Hoje há uma tendência de ver os surtos de agressividade como uma atividade subversiva, como um desafio às forças no poder. Assim, certos esquerdistas, durante o bombardeio da OTAN de 1999 à Sérvia, saudaram Slobodan Milosevic como um bastião de resistência à investida hegemônica do capital global, negligenciando, dessa maneira, certa dimensão nacionalista e racista dessa “rebelião”. Da mesma forma, alguns também abraçaram a dupla de atiradores de Columbine como subversivos lutando contra o poder da ordem social à medida que este se manifesta como o sistema de castas do ensino médio [5]. Tais interpretações da agressividade contemporânea e sua conseqüente violência sucumbem ao pensamento dos perpetradores – isto é, à sua crença na natureza transgressiva das suas atividades -, deixando de ver que eles permanecem totalmente dentro da órbita da autoridade. Ao invés de colocar em risco a identidade simbólica dos sujeitos – e, portanto, ir além dos limites da autoridade simbólica -, essas ações reafirmam essa identidade – e, assim, reafirmam essa autoridade também.


Referências:

  1. Estou em dívida com Hilary Neroni por esta discussão sobre o massacre de Columbine.

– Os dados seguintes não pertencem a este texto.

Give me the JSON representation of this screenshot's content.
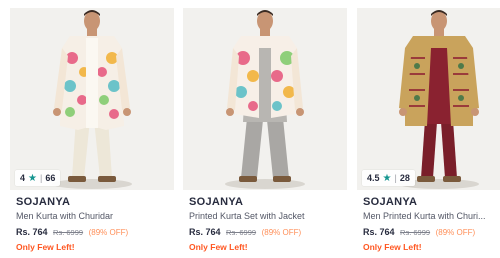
{
  "products": [
    {
      "brand": "SOJANYA",
      "title": "Men Kurta with Churidar",
      "price": "Rs. 764",
      "mrp": "Rs. 6999",
      "discount": "(89% OFF)",
      "stock": "Only Few Left!",
      "rating": "4",
      "rating_count": "66"
    },
    {
      "brand": "SOJANYA",
      "title": "Printed Kurta Set with Jacket",
      "price": "Rs. 764",
      "mrp": "Rs. 6999",
      "discount": "(89% OFF)",
      "stock": "Only Few Left!"
    },
    {
      "brand": "SOJANYA",
      "title": "Men Printed Kurta with Churi...",
      "price": "Rs. 764",
      "mrp": "Rs. 6999",
      "discount": "(89% OFF)",
      "stock": "Only Few Left!",
      "rating": "4.5",
      "rating_count": "28"
    }
  ],
  "colors": {
    "brand_text": "#282c3f",
    "discount": "#ff905a",
    "stock_alert": "#ff5722",
    "star": "#14958f"
  }
}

  2. Talvez seja emblemático, por parte do presidente Bill Clinton, sua vinculação da violência tanto à disponibilidade de armas quanto à decadência moral na cultura.
  3. Ironicamente, a primeira proposta de lei subsequente ao massacre de Columbine exigia travas de segurança em pistolas para a segurança de crianças. Tais travas de segurança, embora indubitavelmente eficazes para evitar que crianças pequenas disparassem armas, não teriam feito nada para impedir o que aconteceu em Columbine. O fato dos membros do Congresso escolherem começar com esse enfoque particular, apesar de seu status tangencial em relação a Columbine, revela a crença generalizada de que o que é necessário é mais autoridade. O bloqueio de segurança para crianças é o correlato objetivo dessa autoridade.
  4. Jacques Lacan, “Aggressiveness in Psychoanalysis,” in Écrits: A Selection, trans. Bruce Fink (New York: Norton, 2002), 25.
  5. Durante o período do tiroteio, eu estava dando um seminário de pós-graduação sobre a influência de Hegel em teóricos subsequentes, e estávamos no meio da leitura de Os Condenados da Terra, de Frantz Fanon. Naquela situação sobredeterminada, os alunos da turma se sentiram fortemente tentados a interpretar Columbine à luz da luta pelo reconhecimento, vendo o tiroteio em si como o resultado da recusa dos estudantes populares em reconhecer os membros da Trench Coat Mafia, ou como um ato da máfia colonizada libertando-se, através da violência, do jugo do colonizador.